What is the value of integral $\int \frac{{d}x}{\sqrt {x^2 + 9}}$
The answer is $\sinh^{-1} (\frac{x}{3})$

I have tried solving it by putting $x = 3\tan \theta$, and got the answer $\ln |sec tan^{-1} \frac{x}{3} + \frac{x}{3}|$

I am unable to convert it in the given answer form, please tell me how to do it.

Answer 1

Do the substitution $x=3\sinh t$ and $\mathrm dx=3\cosh t\,\mathrm dt$. Then your primitive becomes$$\int\frac{3\cosh t}{\sqrt{9\sinh^2(t)+9}}\,\mathrm dt.\tag1$$Since $\sinh^2(t)+1=\cosh^2(t)$, $(1)$ becomes $\int1\,\mathrm dt=t=\operatorname{arcsinh}\left(\frac x3\right)$.

Answer 2

using the substitution $u=x/3$ you get $$\int\frac{dx}{\sqrt{x^2+9}}=\frac{1}{3}\int\frac{dx}{\sqrt{(x/3)^2+1}}=\int\frac{du}{\sqrt{u^2+1}}=\text{arcsinh} (u)=\text{arcsinh}(x/3)$$

Answer 3

As so often happens with questions like these, "different" results are equivalent thanks to a trigonometric identity.
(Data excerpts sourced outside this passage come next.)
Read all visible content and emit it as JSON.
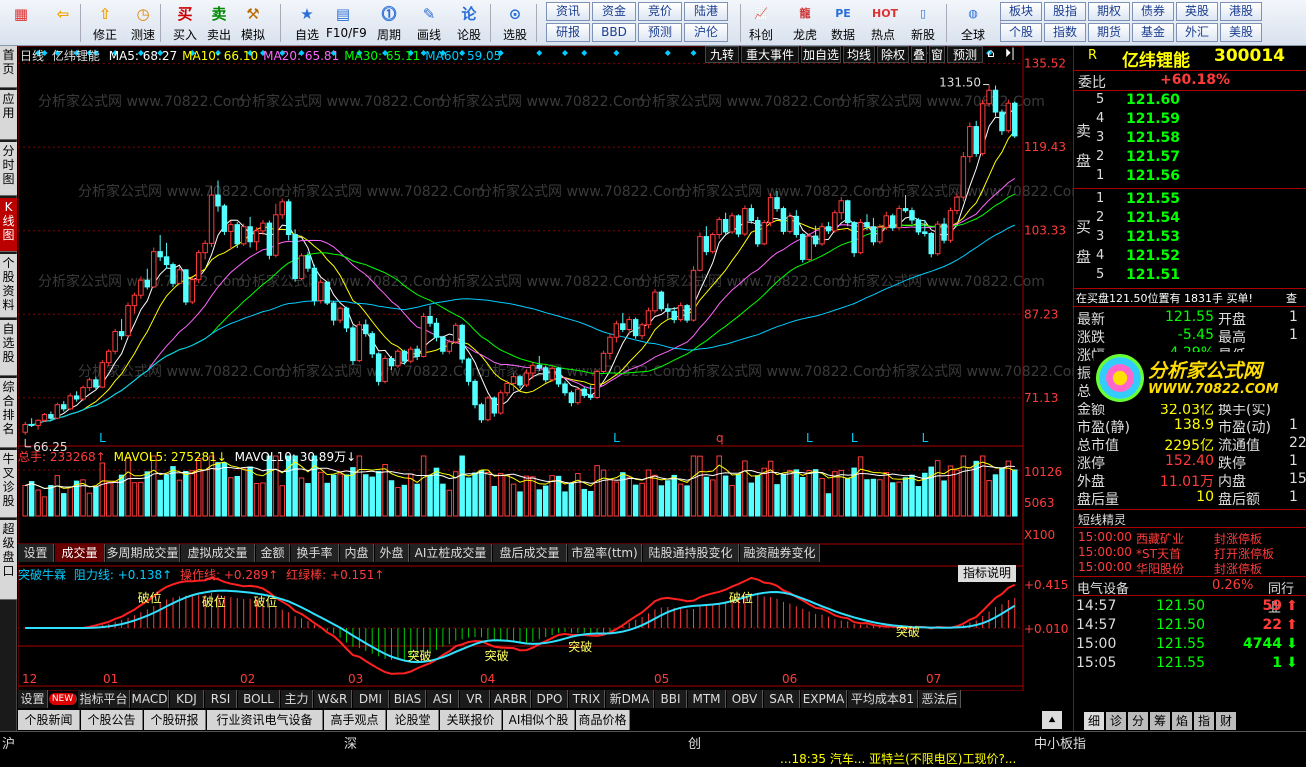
{
  "toolbar": {
    "buttons": [
      {
        "label": "",
        "icon": "grid"
      },
      {
        "label": "",
        "icon": "back"
      },
      {
        "label": "修正",
        "icon": "up"
      },
      {
        "label": "测速",
        "icon": "clock"
      },
      {
        "label": "买入",
        "icon": "buy",
        "glyph": "买"
      },
      {
        "label": "卖出",
        "icon": "sell",
        "glyph": "卖"
      },
      {
        "label": "模拟",
        "icon": "hammer"
      },
      {
        "label": "自选",
        "icon": "star"
      },
      {
        "label": "F10/F9",
        "icon": "f10"
      },
      {
        "label": "周期",
        "icon": "cycle"
      },
      {
        "label": "画线",
        "icon": "pen"
      },
      {
        "label": "论股",
        "icon": "lun",
        "glyph": "论"
      },
      {
        "label": "选股",
        "icon": "select"
      }
    ],
    "links": [
      "资讯",
      "资金",
      "竞价",
      "陆港",
      "研报",
      "BBD",
      "预测",
      "沪伦"
    ],
    "buttons2": [
      {
        "label": "科创",
        "icon": "chart"
      },
      {
        "label": "龙虎",
        "icon": "dragon"
      },
      {
        "label": "数据",
        "icon": "pe",
        "glyph": "PE"
      },
      {
        "label": "热点",
        "icon": "hot"
      },
      {
        "label": "新股",
        "icon": "ipo"
      },
      {
        "label": "全球",
        "icon": "globe"
      }
    ],
    "links2": [
      "板块",
      "股指",
      "期权",
      "债券",
      "英股",
      "港股",
      "个股",
      "指数",
      "期货",
      "基金",
      "外汇",
      "美股"
    ]
  },
  "left_tabs": [
    "首页",
    "应用",
    "分时图",
    "K线图",
    "个股资料",
    "自选股",
    "综合排名",
    "牛叉诊股",
    "超级盘口"
  ],
  "kline": {
    "period": "日线",
    "name": "亿纬锂能",
    "ma": [
      {
        "label": "MA5: 68.27",
        "color": "#ffffff"
      },
      {
        "label": "MA10: 66.10",
        "color": "#ffff00"
      },
      {
        "label": "MA20: 65.81",
        "color": "#ff66ff"
      },
      {
        "label": "MA30: 65.11",
        "color": "#00ff00"
      },
      {
        "label": "MA60: 59.05",
        "color": "#00ccff"
      }
    ],
    "buttons": [
      "九转",
      "重大事件",
      "加自选",
      "均线",
      "除权",
      "叠",
      "窗",
      "预测"
    ],
    "price_ticks": [
      "135.52",
      "119.43",
      "103.33",
      "87.23",
      "71.13"
    ],
    "high_label": "131.50",
    "low_label": "66.25",
    "markers": [
      "L",
      "L",
      "q",
      "L",
      "L",
      "L"
    ]
  },
  "volume": {
    "total": "总手: 233268↑",
    "mavol5": "MAVOL5: 275281↓",
    "mavol10": "MAVOL10: 30.89万↓",
    "ticks": [
      "10126",
      "5063",
      "X100"
    ]
  },
  "indicator_tabs": [
    "设置",
    "成交量",
    "多周期成交量",
    "虚拟成交量",
    "金额",
    "换手率",
    "内盘",
    "外盘",
    "AI立桩成交量",
    "盘后成交量",
    "市盈率(ttm)",
    "陆股通持股变化",
    "融资融券变化"
  ],
  "indicator": {
    "name": "突破牛霖",
    "r1": "阻力线: +0.138↑",
    "r2": "操作线: +0.289↑",
    "r3": "红绿棒: +0.151↑",
    "help": "指标说明",
    "ticks": [
      "+0.415",
      "+0.010"
    ],
    "signals": [
      "破位",
      "破位",
      "破位",
      "突破",
      "突破",
      "突破",
      "破位",
      "突破"
    ]
  },
  "months": [
    "12",
    "01",
    "02",
    "03",
    "04",
    "05",
    "06",
    "07"
  ],
  "bottom_tabs": [
    "设置",
    "NEW",
    "指标平台",
    "MACD",
    "KDJ",
    "RSI",
    "BOLL",
    "主力",
    "W&R",
    "DMI",
    "BIAS",
    "ASI",
    "VR",
    "ARBR",
    "DPO",
    "TRIX",
    "新DMA",
    "BBI",
    "MTM",
    "OBV",
    "SAR",
    "EXPMA",
    "平均成本81",
    "恶法后"
  ],
  "news_tabs": [
    "个股新闻",
    "个股公告",
    "个股研报",
    "行业资讯电气设备",
    "高手观点",
    "论股堂",
    "关联报价",
    "AI相似个股",
    "商品价格"
  ],
  "right": {
    "title": "亿纬锂能",
    "code": "300014",
    "r": "R",
    "weibi_label": "委比",
    "weibi": "+60.18%",
    "sell": [
      {
        "n": "5",
        "p": "121.60"
      },
      {
        "n": "4",
        "p": "121.59"
      },
      {
        "n": "3",
        "p": "121.58"
      },
      {
        "n": "2",
        "p": "121.57"
      },
      {
        "n": "1",
        "p": "121.56"
      }
    ],
    "buy": [
      {
        "n": "1",
        "p": "121.55"
      },
      {
        "n": "2",
        "p": "121.54"
      },
      {
        "n": "3",
        "p": "121.53"
      },
      {
        "n": "4",
        "p": "121.52"
      },
      {
        "n": "5",
        "p": "121.51"
      }
    ],
    "sell_label": "卖盘",
    "buy_label": "买盘",
    "note": "在买盘121.50位置有 1831手 买单!",
    "note_extra": "查",
    "quotes": [
      {
        "l": "最新",
        "v": "121.55",
        "l2": "开盘",
        "v2": "1"
      },
      {
        "l": "涨跌",
        "v": "-5.45",
        "l2": "最高",
        "v2": "1"
      },
      {
        "l": "涨幅",
        "v": "-4.29%",
        "l2": "最低",
        "v2": ""
      },
      {
        "l": "振",
        "v": "",
        "l2": "",
        "v2": ""
      },
      {
        "l": "总",
        "v": "",
        "l2": "",
        "v2": "1"
      },
      {
        "l": "金额",
        "v": "32.03亿",
        "l2": "换手(实)",
        "v2": ""
      },
      {
        "l": "市盈(静)",
        "v": "138.9",
        "l2": "市盈(动)",
        "v2": "1"
      },
      {
        "l": "总市值",
        "v": "2295亿",
        "l2": "流通值",
        "v2": "22"
      },
      {
        "l": "涨停",
        "v": "152.40",
        "l2": "跌停",
        "v2": "1"
      },
      {
        "l": "外盘",
        "v": "11.01万",
        "l2": "内盘",
        "v2": "15."
      },
      {
        "l": "盘后量",
        "v": "10",
        "l2": "盘后额",
        "v2": "1"
      }
    ],
    "logo_cn": "分析家公式网",
    "logo_url": "WWW.70822.COM",
    "short_title": "短线精灵",
    "short": [
      {
        "t": "15:00:00",
        "s": "西藏矿业",
        "e": "封涨停板"
      },
      {
        "t": "15:00:00",
        "s": "*ST天首",
        "e": "打开涨停板"
      },
      {
        "t": "15:00:00",
        "s": "华阳股份",
        "e": "封涨停板"
      }
    ],
    "industry": "电气设备",
    "industry_pct": "0.26%",
    "industry_extra": "同行业",
    "ticks": [
      {
        "t": "14:57",
        "p": "121.50",
        "v": "59",
        "d": "up"
      },
      {
        "t": "14:57",
        "p": "121.50",
        "v": "22",
        "d": "up"
      },
      {
        "t": "15:00",
        "p": "121.55",
        "v": "4744",
        "d": "down"
      },
      {
        "t": "15:05",
        "p": "121.55",
        "v": "1",
        "d": "down"
      }
    ],
    "bottom_tabs": [
      "细",
      "诊",
      "分",
      "筹",
      "焰",
      "指",
      "财"
    ]
  },
  "status": {
    "items": [
      "沪",
      "深",
      "创",
      "中小板指"
    ],
    "ticker": "...18:35 汽车... 亚特兰(不限电区)工现价?..."
  },
  "watermark": "分析家公式网 www.70822.Com",
  "chart_data": {
    "type": "candlestick",
    "price_range": [
      63,
      137
    ],
    "candles": [
      [
        64.5,
        66.5,
        64,
        66
      ],
      [
        66,
        67.2,
        65.5,
        65.8
      ],
      [
        65.8,
        67,
        65,
        66.8
      ],
      [
        66.8,
        68.2,
        66.5,
        67.9
      ],
      [
        67.9,
        68.5,
        66.8,
        67.2
      ],
      [
        67.2,
        70.2,
        67,
        69.8
      ],
      [
        69.8,
        70.5,
        68.5,
        69
      ],
      [
        69,
        72,
        68.8,
        71.5
      ],
      [
        71.5,
        72.4,
        70.4,
        70.9
      ],
      [
        70.9,
        73.5,
        70.5,
        73.1
      ],
      [
        73.1,
        75,
        72.5,
        74.6
      ],
      [
        74.6,
        75.2,
        72.8,
        73.2
      ],
      [
        73.2,
        78.4,
        73,
        77.9
      ],
      [
        77.9,
        80.5,
        77.2,
        80.1
      ],
      [
        80.1,
        84.4,
        79.5,
        83.9
      ],
      [
        83.9,
        86.3,
        82.3,
        83.1
      ],
      [
        83.1,
        89.5,
        82.8,
        88.9
      ],
      [
        88.9,
        91.4,
        87.4,
        90.9
      ],
      [
        90.9,
        94.5,
        90.2,
        93.8
      ],
      [
        93.8,
        96,
        92,
        92.5
      ],
      [
        92.5,
        100.1,
        92.3,
        99.3
      ],
      [
        99.3,
        102.5,
        97.5,
        98.3
      ],
      [
        98.3,
        101,
        96,
        96.8
      ],
      [
        96.8,
        97.2,
        92.5,
        93.2
      ],
      [
        93.2,
        96.5,
        93,
        95.8
      ],
      [
        95.8,
        95.9,
        89,
        89.6
      ],
      [
        89.6,
        94.3,
        89.2,
        93.9
      ],
      [
        93.9,
        99.6,
        93.2,
        99.1
      ],
      [
        99.1,
        101.5,
        97.8,
        100.9
      ],
      [
        100.9,
        112,
        100.2,
        110.2
      ],
      [
        110.2,
        113,
        107,
        108.1
      ],
      [
        108.1,
        108.5,
        102.5,
        103.2
      ],
      [
        103.2,
        105.2,
        99.8,
        104.5
      ],
      [
        104.5,
        105,
        100,
        100.8
      ],
      [
        100.8,
        104.7,
        100.4,
        104.1
      ],
      [
        104.1,
        106,
        100.1,
        101.2
      ],
      [
        101.2,
        104,
        99.5,
        103.3
      ],
      [
        103.3,
        105.4,
        102.5,
        104.8
      ],
      [
        104.8,
        105.3,
        97.8,
        98.6
      ],
      [
        98.6,
        108.5,
        98.2,
        106.4
      ],
      [
        106.4,
        109.5,
        105.6,
        108.9
      ],
      [
        108.9,
        109.4,
        101.5,
        102.6
      ],
      [
        102.6,
        103.6,
        93.5,
        94.1
      ],
      [
        94.1,
        99,
        93.8,
        98.5
      ],
      [
        98.5,
        99.2,
        95.4,
        96.1
      ],
      [
        96.1,
        96.8,
        88.9,
        89.9
      ],
      [
        89.9,
        93.9,
        89.3,
        93.4
      ],
      [
        93.4,
        93.5,
        89,
        89.4
      ],
      [
        89.4,
        89.8,
        85.1,
        86.1
      ],
      [
        86.1,
        88.7,
        85.5,
        88.4
      ],
      [
        88.4,
        88.7,
        83.8,
        84.6
      ],
      [
        84.6,
        85.1,
        77.5,
        78.3
      ],
      [
        78.3,
        85.9,
        78,
        85.2
      ],
      [
        85.2,
        86.2,
        82.9,
        83.5
      ],
      [
        83.5,
        84,
        78.8,
        79.6
      ],
      [
        79.6,
        79.9,
        73.5,
        74.3
      ],
      [
        74.3,
        79.3,
        73.9,
        78.7
      ],
      [
        78.7,
        79.2,
        76.5,
        77.3
      ],
      [
        77.3,
        80.5,
        76.9,
        80.1
      ],
      [
        80.1,
        80.4,
        77.5,
        78.2
      ],
      [
        78.2,
        81,
        77.8,
        80.5
      ],
      [
        80.5,
        81.2,
        78.4,
        79.1
      ],
      [
        79.1,
        87.5,
        78.9,
        86.8
      ],
      [
        86.8,
        88.9,
        84.8,
        85.5
      ],
      [
        85.5,
        86.5,
        82,
        82.8
      ],
      [
        82.8,
        83.1,
        79.5,
        80.1
      ],
      [
        80.1,
        82.4,
        79.6,
        81.9
      ],
      [
        81.9,
        85.6,
        81.5,
        85.1
      ],
      [
        85.1,
        85.4,
        77.8,
        78.6
      ],
      [
        78.6,
        78.9,
        73.5,
        74.3
      ],
      [
        74.3,
        74.7,
        69.1,
        69.8
      ],
      [
        69.8,
        70.2,
        66.3,
        66.9
      ],
      [
        66.9,
        71.5,
        66.6,
        71.1
      ],
      [
        71.1,
        71.4,
        67.5,
        68.2
      ],
      [
        68.2,
        72.6,
        67.9,
        72.1
      ],
      [
        72.1,
        74.5,
        71.5,
        73.9
      ],
      [
        73.9,
        75.9,
        72.5,
        75.2
      ],
      [
        75.2,
        75.6,
        73,
        73.6
      ],
      [
        73.6,
        76.6,
        73.2,
        75.9
      ],
      [
        75.9,
        77.9,
        74.8,
        77.4
      ],
      [
        77.4,
        79.2,
        76.3,
        76.9
      ],
      [
        76.9,
        77.3,
        74.1,
        74.6
      ],
      [
        74.6,
        77.2,
        74.2,
        76.8
      ],
      [
        76.8,
        77.1,
        73.2,
        73.8
      ],
      [
        73.8,
        74.3,
        71.5,
        72.1
      ],
      [
        72.1,
        72.5,
        69.5,
        70.2
      ],
      [
        70.2,
        73.1,
        69.8,
        72.8
      ],
      [
        72.8,
        73.2,
        71.1,
        71.6
      ],
      [
        71.6,
        73.5,
        70.7,
        71.2
      ],
      [
        71.2,
        76.6,
        70.9,
        76.2
      ],
      [
        76.2,
        80.2,
        75.9,
        79.7
      ],
      [
        79.7,
        83.4,
        78.5,
        82.8
      ],
      [
        82.8,
        86,
        81.8,
        85.4
      ],
      [
        85.4,
        87.5,
        83.8,
        84.3
      ],
      [
        84.3,
        86.8,
        83.3,
        86.2
      ],
      [
        86.2,
        86.6,
        82.5,
        83.1
      ],
      [
        83.1,
        85.6,
        82.4,
        85.2
      ],
      [
        85.2,
        88.5,
        84.5,
        87.9
      ],
      [
        87.9,
        92.1,
        87.4,
        91.5
      ],
      [
        91.5,
        91.8,
        87.8,
        88.3
      ],
      [
        88.3,
        89.3,
        86.4,
        87.8
      ],
      [
        87.8,
        88.6,
        85.5,
        86.2
      ],
      [
        86.2,
        89.5,
        85.8,
        88.9
      ],
      [
        88.9,
        89.2,
        85.6,
        86.1
      ],
      [
        86.1,
        96.5,
        85.8,
        95.7
      ],
      [
        95.7,
        103,
        95.5,
        102.2
      ],
      [
        102.2,
        104.2,
        98.6,
        99.3
      ],
      [
        99.3,
        103,
        98.9,
        102.6
      ],
      [
        102.6,
        106,
        101.8,
        105.5
      ],
      [
        105.5,
        106.8,
        102.5,
        103.1
      ],
      [
        103.1,
        106.8,
        102.7,
        106.2
      ],
      [
        106.2,
        106.5,
        102.1,
        102.7
      ],
      [
        102.7,
        108.2,
        102.3,
        107.6
      ],
      [
        107.6,
        108.4,
        104.7,
        105.3
      ],
      [
        105.3,
        106,
        100.2,
        100.8
      ],
      [
        100.8,
        105.4,
        100.5,
        104.9
      ],
      [
        104.9,
        110.5,
        104.2,
        109.7
      ],
      [
        109.7,
        111,
        107,
        107.6
      ],
      [
        107.6,
        108,
        102.6,
        103.2
      ],
      [
        103.2,
        106.8,
        102.8,
        106.1
      ],
      [
        106.1,
        107.3,
        102,
        102.6
      ],
      [
        102.6,
        102.9,
        97.2,
        97.8
      ],
      [
        97.8,
        102.9,
        97.5,
        102.3
      ],
      [
        102.3,
        104.3,
        100.2,
        100.8
      ],
      [
        100.8,
        104.8,
        100.4,
        104.1
      ],
      [
        104.1,
        105,
        102.7,
        103.3
      ],
      [
        103.3,
        107.3,
        102.9,
        106.8
      ],
      [
        106.8,
        109.8,
        105.5,
        109.1
      ],
      [
        109.1,
        109.3,
        104.2,
        104.9
      ],
      [
        104.9,
        105.2,
        98.3,
        99.1
      ],
      [
        99.1,
        105.6,
        98.8,
        104.9
      ],
      [
        104.9,
        106.5,
        103.4,
        104.1
      ],
      [
        104.1,
        105.8,
        100.5,
        101.2
      ],
      [
        101.2,
        104.6,
        100.8,
        104
      ],
      [
        104,
        107,
        103.5,
        106.2
      ],
      [
        106.2,
        106.6,
        103.3,
        103.9
      ],
      [
        103.9,
        108.2,
        103.5,
        107.6
      ],
      [
        107.6,
        110.2,
        106.8,
        107.2
      ],
      [
        107.2,
        107.8,
        104.6,
        105.4
      ],
      [
        105.4,
        105.8,
        102.5,
        103.1
      ],
      [
        103.1,
        105.4,
        102.2,
        102.8
      ],
      [
        102.8,
        103.1,
        98.2,
        98.9
      ],
      [
        98.9,
        105.2,
        98.5,
        104.6
      ],
      [
        104.6,
        105.8,
        100.9,
        101.5
      ],
      [
        101.5,
        107.8,
        101,
        107.2
      ],
      [
        107.2,
        110.5,
        106.5,
        109.8
      ],
      [
        109.8,
        118.5,
        109,
        117.6
      ],
      [
        117.6,
        124.2,
        116.5,
        123.4
      ],
      [
        123.4,
        124.5,
        117.6,
        118.2
      ],
      [
        118.2,
        128.6,
        117.8,
        127.8
      ],
      [
        127.8,
        131.5,
        127.2,
        130.4
      ],
      [
        130.4,
        131.3,
        125.4,
        126.2
      ],
      [
        126.2,
        126.7,
        121.8,
        122.6
      ],
      [
        122.6,
        128.6,
        122.2,
        127.9
      ],
      [
        127.9,
        128.2,
        121.2,
        121.6
      ]
    ]
  }
}
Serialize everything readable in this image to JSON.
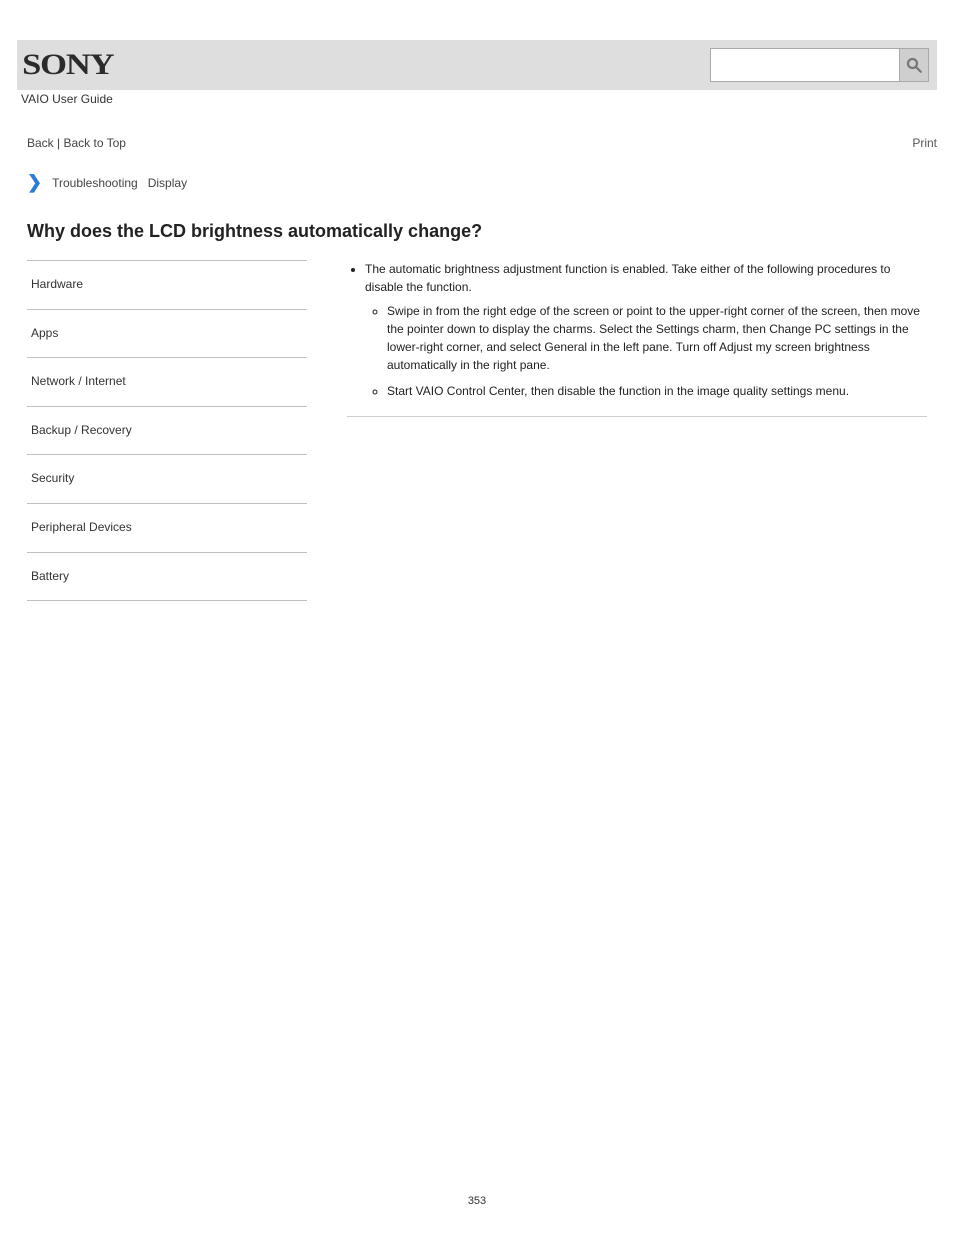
{
  "header": {
    "logo_text": "SONY",
    "product": "VAIO User Guide",
    "search_placeholder": ""
  },
  "topnav": {
    "back_label": "Back",
    "top_label": "Back to Top",
    "print_label": "Print"
  },
  "breadcrumb": {
    "crumb1": "Troubleshooting",
    "crumb2": "Display"
  },
  "section_title": "Why does the LCD brightness automatically change?",
  "sidebar": {
    "items": [
      {
        "label": "Hardware"
      },
      {
        "label": "Apps"
      },
      {
        "label": "Network / Internet"
      },
      {
        "label": "Backup / Recovery"
      },
      {
        "label": "Security"
      },
      {
        "label": "Peripheral Devices"
      },
      {
        "label": "Battery"
      }
    ]
  },
  "content": {
    "bullet": "The automatic brightness adjustment function is enabled. Take either of the following procedures to disable the function.",
    "inner": [
      "Swipe in from the right edge of the screen or point to the upper-right corner of the screen, then move the pointer down to display the charms. Select the Settings charm, then Change PC settings in the lower-right corner, and select General in the left pane. Turn off Adjust my screen brightness automatically in the right pane.",
      "Start VAIO Control Center, then disable the function in the image quality settings menu."
    ]
  },
  "page_number": "353"
}
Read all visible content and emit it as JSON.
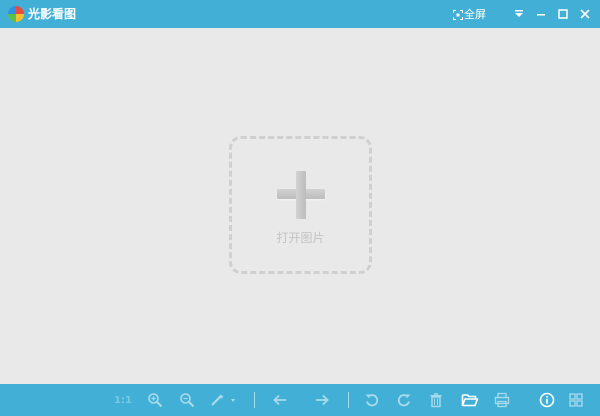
{
  "window": {
    "title": "光影看图",
    "fullscreen_label": "全屏"
  },
  "canvas": {
    "open_label": "打开图片"
  },
  "toolbar": {
    "ratio_label": "1:1"
  },
  "colors": {
    "bar": "#42b0d6",
    "background": "#e9e9e9"
  }
}
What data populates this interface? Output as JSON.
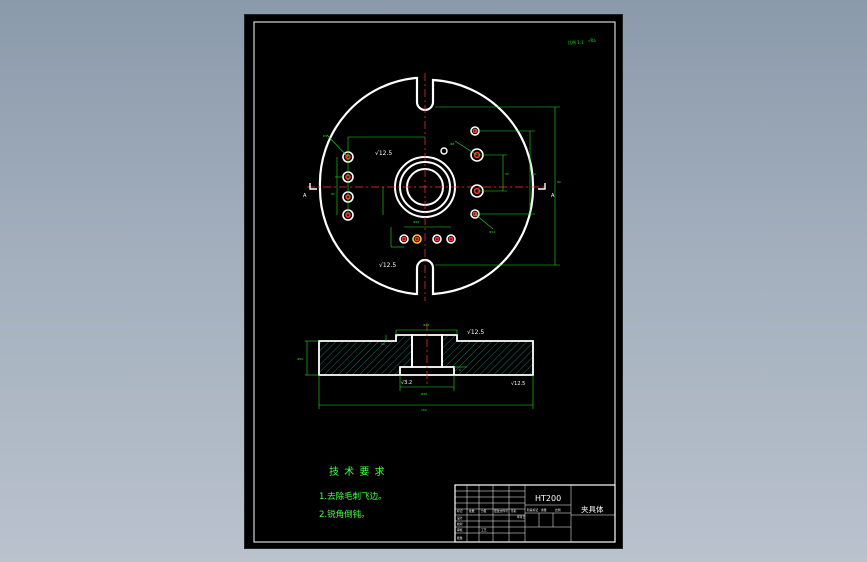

On the one hand, $x=3\tan\theta$ does give the result you think it does. On the other hand, $x=3\sinh\phi$ gives the result you've seen somewhere else. You can connect these results viz. $\theta=\operatorname{gd}\phi$.

Answer 4

You want to show that

$$\text{arsinh }x=\ln(x+\sec(\arctan x)).$$

Notice that

$$\sec(\arctan x)=\sqrt{1+\tan^2(\arctan x)}=\sqrt{1+x^2}$$

and that

$$\sinh(\ln t)=\frac12\left(t-\frac1t\right)=\frac{t^2-1}{2t}.$$

So

$$x=\sinh(\text{arsinh }x)=\frac{(x+\sqrt{1+x^2})^2-1}{2(x+\sqrt{1+x^2})}=\frac{x^2+2x\sqrt{1+x^2}+1+x^2-1}{2(x+\sqrt{1+x^2})}$$ is indeed an indentity.